A lecturer at the Australian Defence Force Academy, Clinton Fernandes, said the military was probably behind the shootings and was trying to justify its presence in Papua by raising the spectre of a separatist insurgency. “The Indonesian military need to maintain its presence in Papua and want to ensure that the police no longer try to claim security of the mine area,” Dr Fernandes said. “Without an insurgency, the army has to go back into the barracks and reduce its size and its budget and its influence. By staying in West Papua, the military gets access to funds and resources and arms and promotions.”

 

What is as perplexing as the shooting of Mr. Grant itself are the reasons behind why the Australian government continues in its obsequious attitude to Indonesia. Granted, there may be some security concerns, especially given the ‘out of control’ nature of the Indonesian military with its impunity over its mafia behaviour, protection rackets, human rights abuses, illegal business empires.

Equally perplexing is the connection, if connection there be, between the Australian Federal Police’s involvement in the apparent cover up over who was actually responsible for the murder of Mr Grant and the deployment of the Australian-led Regional Assistance Mission to Solomon Islands (RAMSI) in July 2003, which marked the beginnings of the former Howard Government’s renewed engagement with the Pacific islands countries. In addition to intervention in Solomon Islands, Australia has become more actively involved in the so-called ‘arc of instability.’

“…The so-called ‘arc of instability’, which basically goes from East Timor through to the south-west Pacific states, means that not only does Australia have a responsibility in preventing and indeed assisting with humanitarian and disaster relief, but also that we cannot allow any of these countries to become havens for transnational crime, nor indeed havens for terrorism…”

There is no official list of member states in the Arc, however it has traditionally been accepted to include South-East Asian and Oceanic nations such as Papua New Guinea, the Solomon Islands, East Timor, Indonesia and Fiji.

Contemporaneous with the deployment of RAMSI to the Solomon Islands was the establishment of the Transnational Sexual Exploitation and Trafficking Team (TSETT), a unit within the Australian Federal Police which was established in October 2003 to investigate claims of slavery, sexual servitude and child sex tourism. The team is highly mobile, intelligence-driven and able to respond flexibly and quickly to emerging cases anywhere in Australia.

TSETT has been involved in both the Fred Martens case and the Julian Moti case. Both cases involve Australians who were prominent in nations within the ‘arc of instability’ and who were critical of Australian government policies in the region. Both were charged under Australia’s sex tourism legislation and both are claiming that the Australian Federal Police abused due process to bolster their case.

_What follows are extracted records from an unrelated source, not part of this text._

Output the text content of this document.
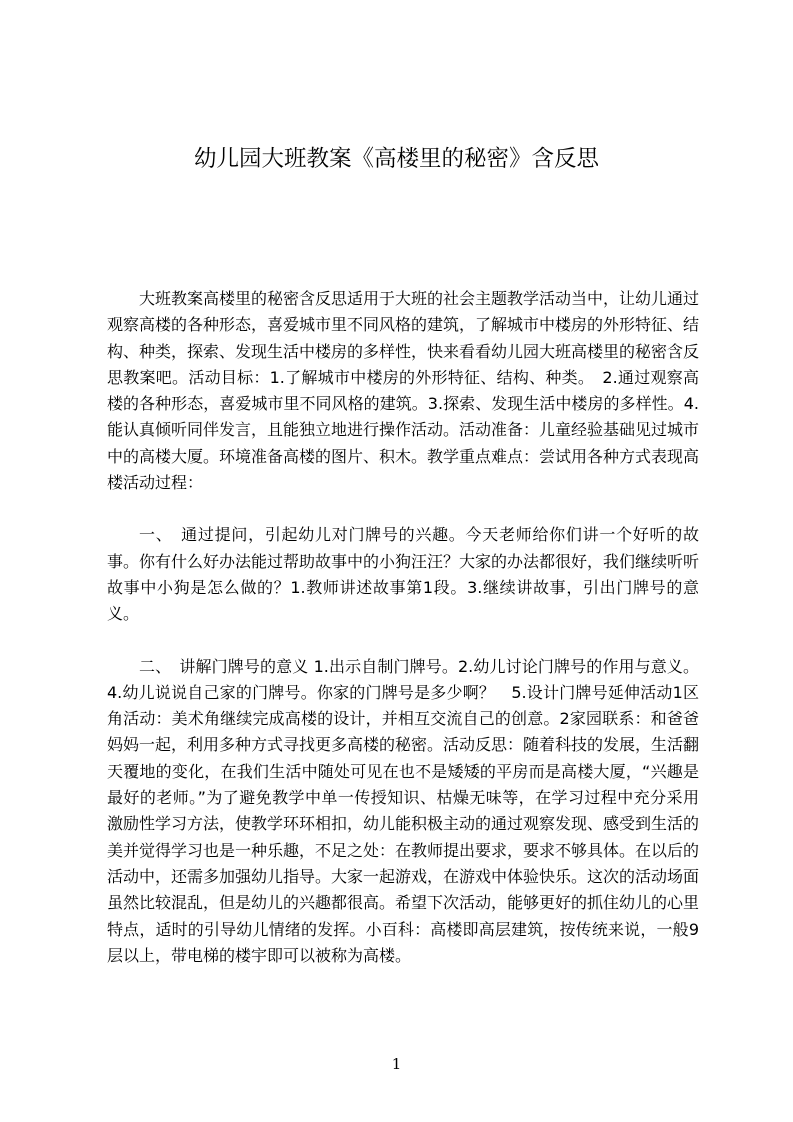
幼儿园大班教案《高楼里的秘密》含反思

大班教案高楼里的秘密含反思适用于大班的社会主题教学活动当中，让幼儿通过观察高楼的各种形态，喜爱城市里不同风格的建筑，了解城市中楼房的外形特征、结构、种类，探索、发现生活中楼房的多样性，快来看看幼儿园大班高楼里的秘密含反思教案吧。活动目标：1.了解城市中楼房的外形特征、结构、种类。　2.通过观察高楼的各种形态，喜爱城市里不同风格的建筑。3.探索、发现生活中楼房的多样性。4.能认真倾听同伴发言，且能独立地进行操作活动。活动准备：儿童经验基础见过城市中的高楼大厦。环境准备高楼的图片、积木。教学重点难点：尝试用各种方式表现高楼活动过程：

一、　通过提问，引起幼儿对门牌号的兴趣。今天老师给你们讲一个好听的故事。你有什么好办法能过帮助故事中的小狗汪汪？大家的办法都很好，我们继续听听故事中小狗是怎么做的？1.教师讲述故事第1段。3.继续讲故事，引出门牌号的意义。

二、　讲解门牌号的意义 1.出示自制门牌号。2.幼儿讨论门牌号的作用与意义。4.幼儿说说自己家的门牌号。你家的门牌号是多少啊？　5.设计门牌号延伸活动1区角活动：美术角继续完成高楼的设计，并相互交流自己的创意。2家园联系：和爸爸妈妈一起，利用多种方式寻找更多高楼的秘密。活动反思：随着科技的发展，生活翻天覆地的变化，在我们生活中随处可见在也不是矮矮的平房而是高楼大厦，“兴趣是最好的老师。”为了避免教学中单一传授知识、枯燥无味等，在学习过程中充分采用激励性学习方法，使教学环环相扣，幼儿能积极主动的通过观察发现、感受到生活的美并觉得学习也是一种乐趣，不足之处：在教师提出要求，要求不够具体。在以后的活动中，还需多加强幼儿指导。大家一起游戏，在游戏中体验快乐。这次的活动场面虽然比较混乱，但是幼儿的兴趣都很高。希望下次活动，能够更好的抓住幼儿的心里特点，适时的引导幼儿情绪的发挥。小百科：高楼即高层建筑，按传统来说，一般9层以上，带电梯的楼宇即可以被称为高楼。

1
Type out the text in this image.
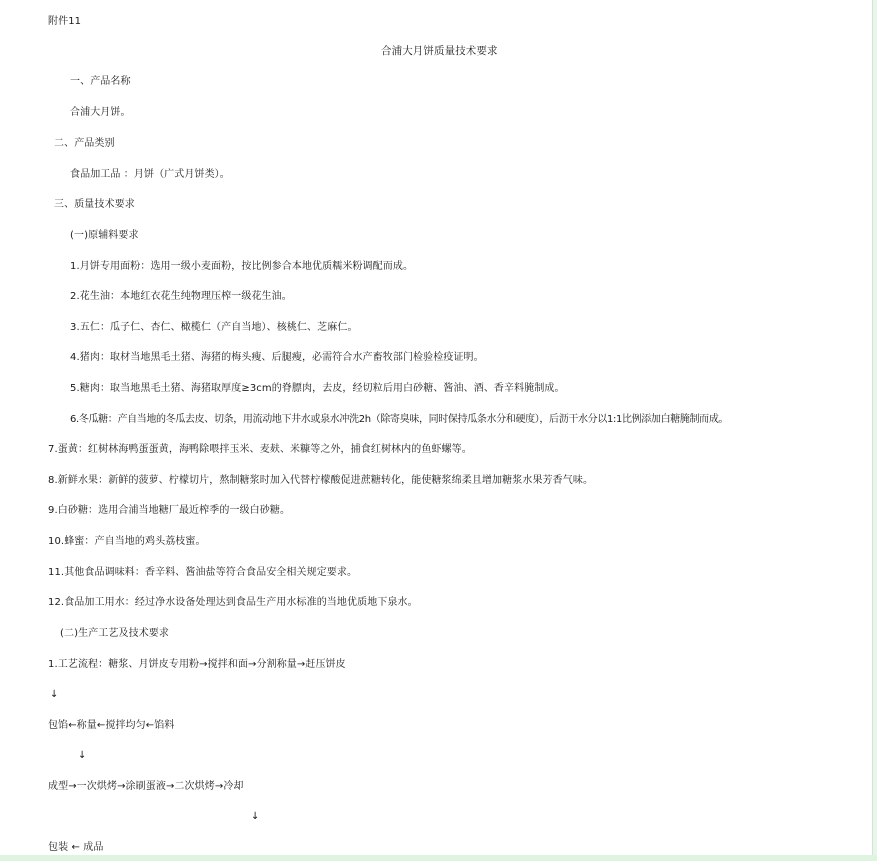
附件11
合浦大月饼质量技术要求
一、产品名称
合浦大月饼。
二、产品类别
食品加工品 ：月饼（广式月饼类）。
三、质量技术要求
(一)原辅料要求
1.月饼专用面粉：选用一级小麦面粉，按比例参合本地优质糯米粉调配而成。
2.花生油：本地红衣花生纯物理压榨一级花生油。
3.五仁：瓜子仁、杏仁、橄榄仁（产自当地）、核桃仁、芝麻仁。
4.猪肉：取材当地黑毛土猪、海猪的梅头瘦、后腿瘦，必需符合水产畜牧部门检验检疫证明。
5.糖肉：取当地黑毛土猪、海猪取厚度≥3cm的脊膘肉，去皮，经切粒后用白砂糖、酱油、酒、香辛料腌制成。
6.冬瓜糖：产自当地的冬瓜去皮、切条，用流动地下井水或泉水冲洗2h（除寄臭味，同时保持瓜条水分和硬度），后沥干水分以1:1比例添加白糖腌制而成。
7.蛋黄：红树林海鸭蛋蛋黄，海鸭除喂拌玉米、麦麸、米糠等之外，捕食红树林内的鱼虾螺等。
8.新鲜水果：新鲜的菠萝、柠檬切片，熬制糖浆时加入代替柠檬酸促进蔗糖转化，能使糖浆绵柔且增加糖浆水果芳香气味。
9.白砂糖：选用合浦当地糖厂最近榨季的一级白砂糖。
10.蜂蜜：产自当地的鸡头荔枝蜜。
11.其他食品调味料：香辛料、酱油盐等符合食品安全相关规定要求。
12.食品加工用水：经过净水设备处理达到食品生产用水标准的当地优质地下泉水。
(二)生产工艺及技术要求
1.工艺流程：糖浆、月饼皮专用粉→搅拌和面→分割称量→赶压饼皮
↓
包馅←称量←搅拌均匀←馅料
↓
成型→一次烘烤→涂刷蛋液→二次烘烤→冷却
↓
包装 ← 成品
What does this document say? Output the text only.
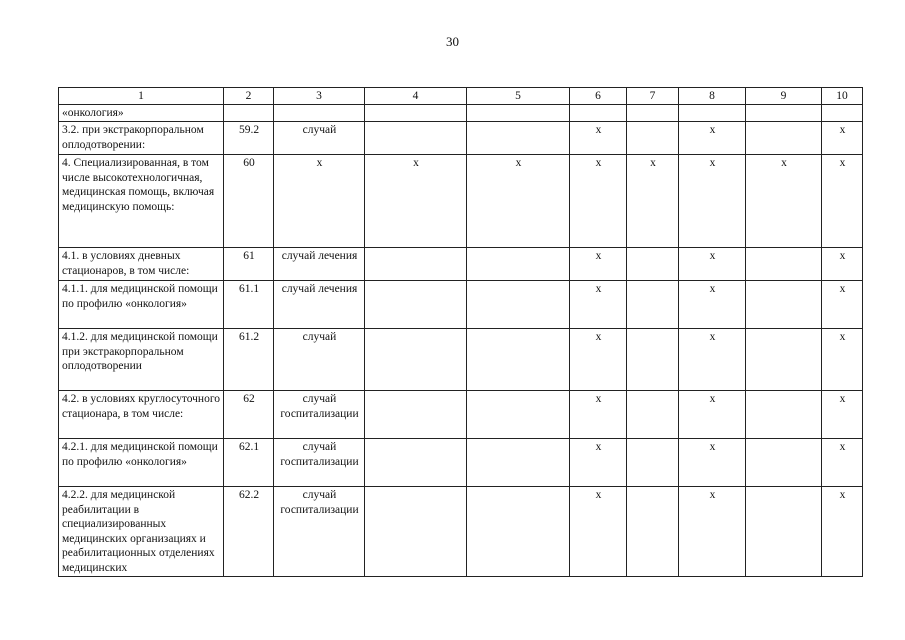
30
1	2	3	4	5	6	7	8	9	10
«онкология»									
3.2. при экстракорпоральном оплодотворении:	59.2	случай			x		x		x
4. Специализированная, в том числе высокотехнологичная, медицинская помощь, включая медицинскую помощь:	60	x	x	x	x	x	x	x	x
4.1. в условиях дневных стационаров, в том числе:	61	случай лечения			x		x		x
4.1.1. для медицинской помощи по профилю «онкология»	61.1	случай лечения			x		x		x
4.1.2. для медицинской помощи при экстракорпоральном оплодотворении	61.2	случай			x		x		x
4.2. в условиях круглосуточного стационара, в том числе:	62	случай госпитализации			x		x		x
4.2.1. для медицинской помощи по профилю «онкология»	62.1	случай госпитализации			x		x		x
4.2.2. для медицинской реабилитации в специализированных медицинских организациях и реабилитационных отделениях медицинских	62.2	случай госпитализации			x		x		x
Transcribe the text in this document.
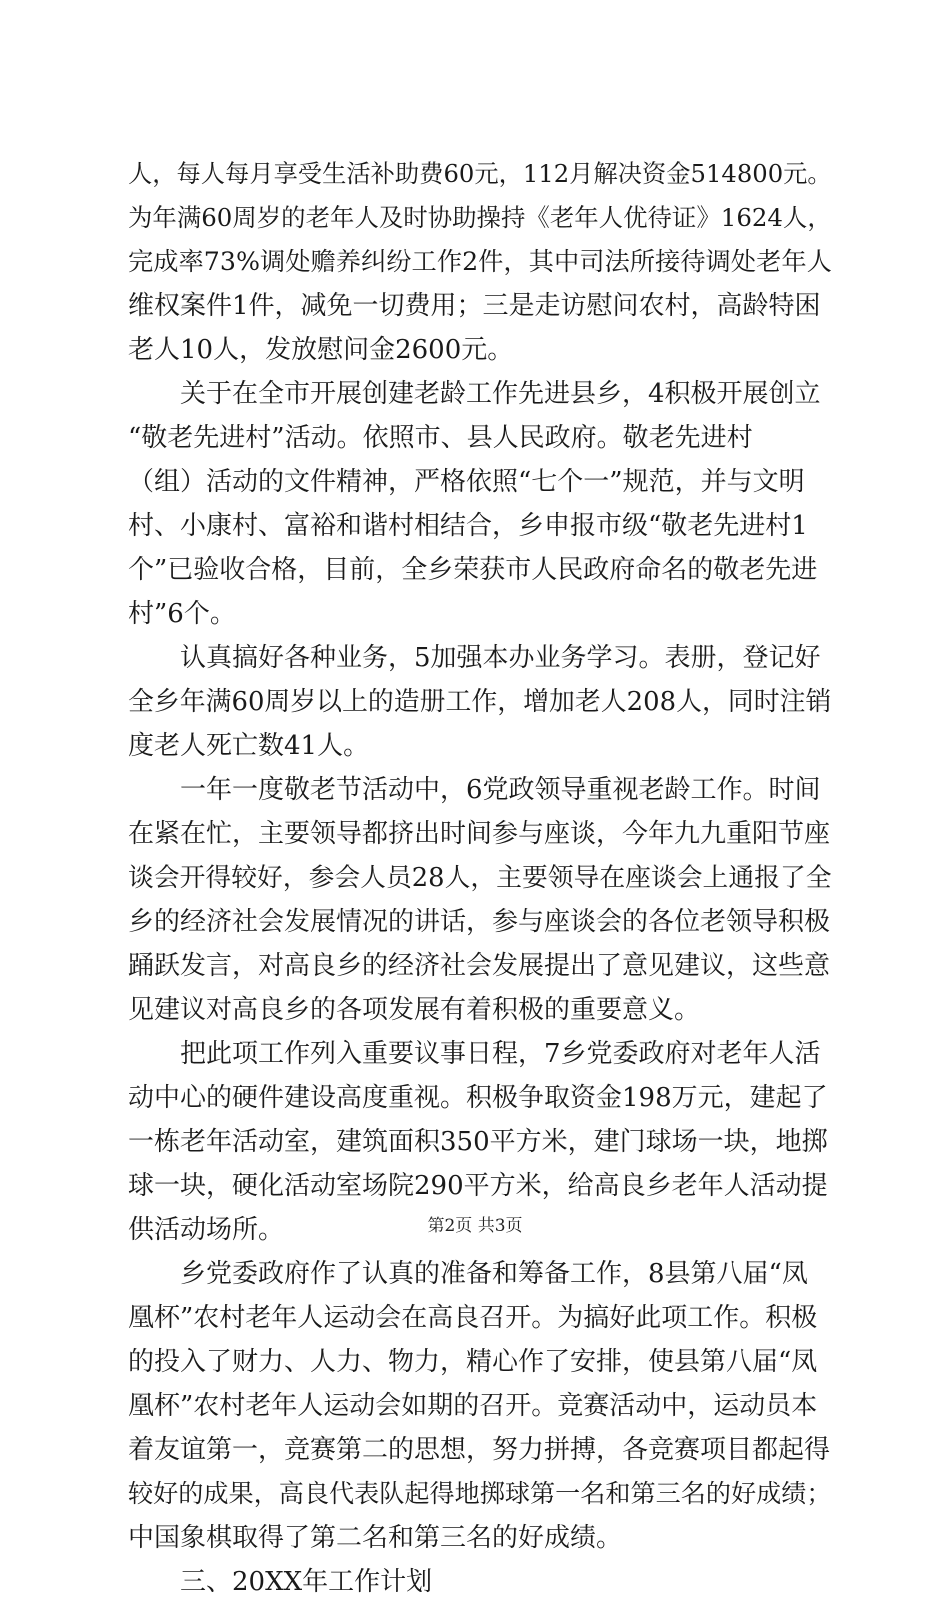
人，每人每月享受生活补助费60元，112月解决资金514800元。
为年满60周岁的老年人及时协助操持《老年人优待证》1624人，
完成率73%调处赡养纠纷工作2件，其中司法所接待调处老年人
维权案件1件，减免一切费用；三是走访慰问农村，高龄特困
老人10人，发放慰问金2600元。

关于在全市开展创建老龄工作先进县乡，4积极开展创立
“敬老先进村”活动。依照市、县人民政府。敬老先进村
（组）活动的文件精神，严格依照“七个一”规范，并与文明
村、小康村、富裕和谐村相结合，乡申报市级“敬老先进村1
个”已验收合格，目前，全乡荣获市人民政府命名的敬老先进
村”6个。

认真搞好各种业务，5加强本办业务学习。表册，登记好
全乡年满60周岁以上的造册工作，增加老人208人，同时注销
度老人死亡数41人。

一年一度敬老节活动中，6党政领导重视老龄工作。时间
在紧在忙，主要领导都挤出时间参与座谈，今年九九重阳节座
谈会开得较好，参会人员28人，主要领导在座谈会上通报了全
乡的经济社会发展情况的讲话，参与座谈会的各位老领导积极
踊跃发言，对高良乡的经济社会发展提出了意见建议，这些意
见建议对高良乡的各项发展有着积极的重要意义。

把此项工作列入重要议事日程，7乡党委政府对老年人活
动中心的硬件建设高度重视。积极争取资金198万元，建起了
一栋老年活动室，建筑面积350平方米，建门球场一块，地掷
球一块，硬化活动室场院290平方米，给高良乡老年人活动提
供活动场所。

乡党委政府作了认真的准备和筹备工作，8县第八届“凤
凰杯”农村老年人运动会在高良召开。为搞好此项工作。积极
的投入了财力、人力、物力，精心作了安排，使县第八届“凤
凰杯”农村老年人运动会如期的召开。竞赛活动中，运动员本
着友谊第一，竞赛第二的思想，努力拼搏，各竞赛项目都起得
较好的成果，高良代表队起得地掷球第一名和第三名的好成绩；
中国象棋取得了第二名和第三名的好成绩。

三、20XX年工作计划

第2页 共3页
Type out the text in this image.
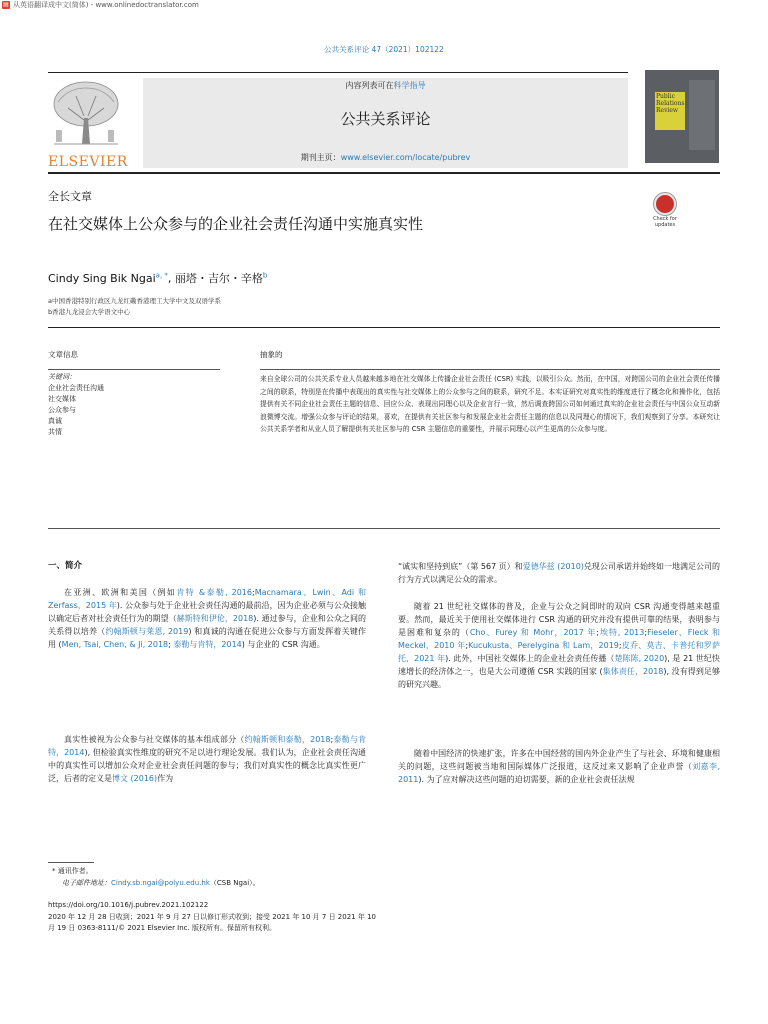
▤ 从英语翻译成中文(简体) - www.onlinedoctranslator.com
公共关系评论 47（2021）102122
内容列表可在科学指导
公共关系评论
期刊主页：www.elsevier.com/locate/pubrev
ELSEVIER
Public
Relations
Review
全长文章
在社交媒体上公众参与的企业社会责任沟通中实施真实性	Check for
updates
Cindy Sing Bik Ngai$^{a, *}$, 丽塔・吉尔・辛格$^b$
a中国香港特别行政区九龙红磡香港理工大学中文及双语学系
b香港九龙浸会大学语文中心
文章信息	抽象的
关键词：
企业社会责任沟通
社交媒体
公众参与
真诚
共情
来自全球公司的公共关系专业人员越来越多地在社交媒体上传播企业社会责任 (CSR) 实践，以吸引公众。然而，在中国，对跨国公司的企业社会责任传播之间的联系，特别是在传播中表现出的真实性与社交媒体上的公众参与之间的联系，研究不足。本实证研究对真实性的维度进行了概念化和操作化，包括提供有关不同企业社会责任主题的信息、回应公众、表现出同理心以及企业言行一致，然后调查跨国公司如何通过真实的企业社会责任与中国公众互动新浪微博交流。增强公众参与评论的结果，喜欢，在提供有关社区参与和发展企业社会责任主题的信息以及同理心的情况下，我们观察到了分享。本研究让公共关系学者和从业人员了解提供有关社区参与的 CSR 主题信息的重要性，并展示同理心以产生更高的公众参与度。
一、简介
在亚洲、欧洲和美国（例如肯特 &泰勒, 2016;Macnamara、Lwin、Adi 和 Zerfass，2015 年). 公众参与处于企业社会责任沟通的最前沿，因为企业必须与公众接触以确定后者对社会责任行为的期望（赫斯特和伊伦，2018). 通过参与，企业和公众之间的关系得以培养（约翰斯顿与莱恩, 2019) 和真诚的沟通在促进公众参与方面发挥着关键作用 (Men, Tsai, Chen, & Ji, 2018; 泰勒与肯特，2014) 与企业的 CSR 沟通。
真实性被视为公众参与社交媒体的基本组成部分（约翰斯顿和泰勒，2018;泰勒与肯特，2014), 但检验真实性维度的研究不足以进行理论发展。我们认为，企业社会责任沟通中的真实性可以增加公众对企业社会责任问题的参与；我们对真实性的概念比真实性更广泛，后者的定义是博文 (2016)作为
“诚实和坚持到底”（第 567 页）和爱德华兹 (2010)兑现公司承诺并始终如一地满足公司的行为方式以满足公众的需求。
随着 21 世纪社交媒体的普及，企业与公众之间即时的双向 CSR 沟通变得越来越重要。然而，最近关于使用社交媒体进行 CSR 沟通的研究并没有提供可靠的结果，表明参与是困难和复杂的（Cho、Furey 和 Mohr，2017 年;埃特, 2013;Fieseler、Fleck 和 Meckel，2010 年;Kucukusta、Perelygina 和 Lam，2019;皮乔、莫吉、卡普托和罗萨托，2021 年). 此外，中国社交媒体上的企业社会责任传播（楚陈陈, 2020), 是 21 世纪快速增长的经济体之一，也是大公司遵循 CSR 实践的国家 (集体责任，2018), 没有得到足够的研究兴趣。
随着中国经济的快速扩张，许多在中国经营的国内外企业产生了与社会、环境和健康相关的问题，这些问题被当地和国际媒体广泛报道，这反过来又影响了企业声誉（刘嘉李, 2011). 为了应对解决这些问题的迫切需要，新的企业社会责任法规
* 通讯作者。
电子邮件地址：Cindy.sb.ngai@polyu.edu.hk（CSB Ngai）。
https://doi.org/10.1016/j.pubrev.2021.102122
2020 年 12 月 28 日收到；2021 年 9 月 27 日以修订形式收到；接受 2021 年 10 月 7 日 2021 年 10 月 19 日 0363-8111/© 2021 Elsevier Inc. 版权所有。保留所有权利。
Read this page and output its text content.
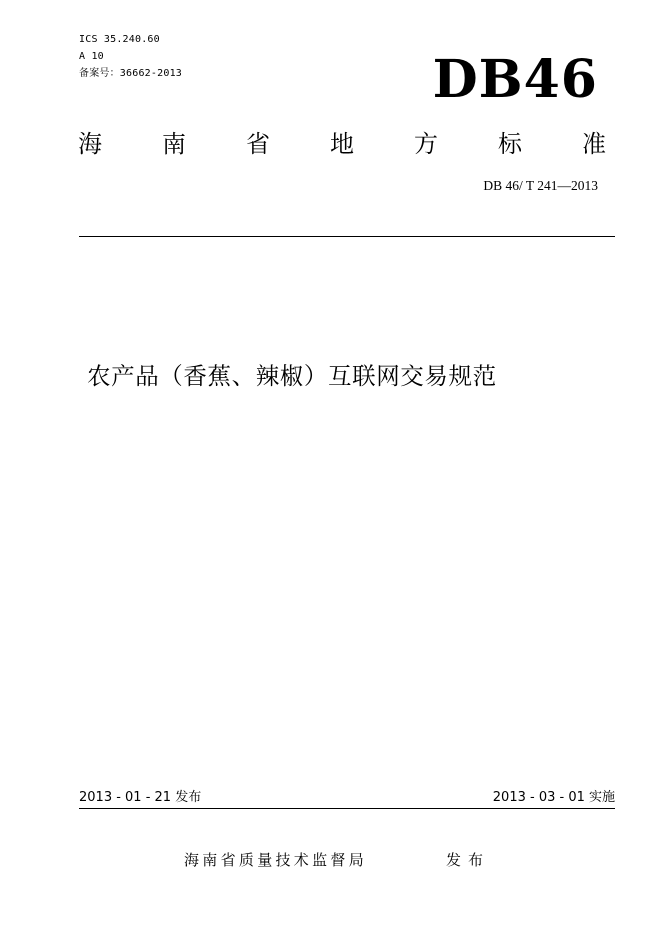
ICS 35.240.60
A 10
备案号：36662-2013	DB46
海	南	省	地	方	标	准
DB 46/ T 241—2013
农产品（香蕉、辣椒）互联网交易规范
2013 - 01 - 21 发布	2013 - 03 - 01 实施
海南省质量技术监督局	发布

Concurrent with the Marten’s and Moti affairs and later with the Grant murder have been noises coming from Indonesia about it wanting to play a more prominent role in the pacific. Is the Australian government using the Australian Federal Police as mafia style enforcer’s to secure Australia’s interests in the ‘arc of instability’ in the face of a resurgent Indonesia?

It this is correct, and it’s not beyond the realms of probability that it is correct, it spells ill for Australian Democracy and for the indigenous people of the region, including our own indigenous people.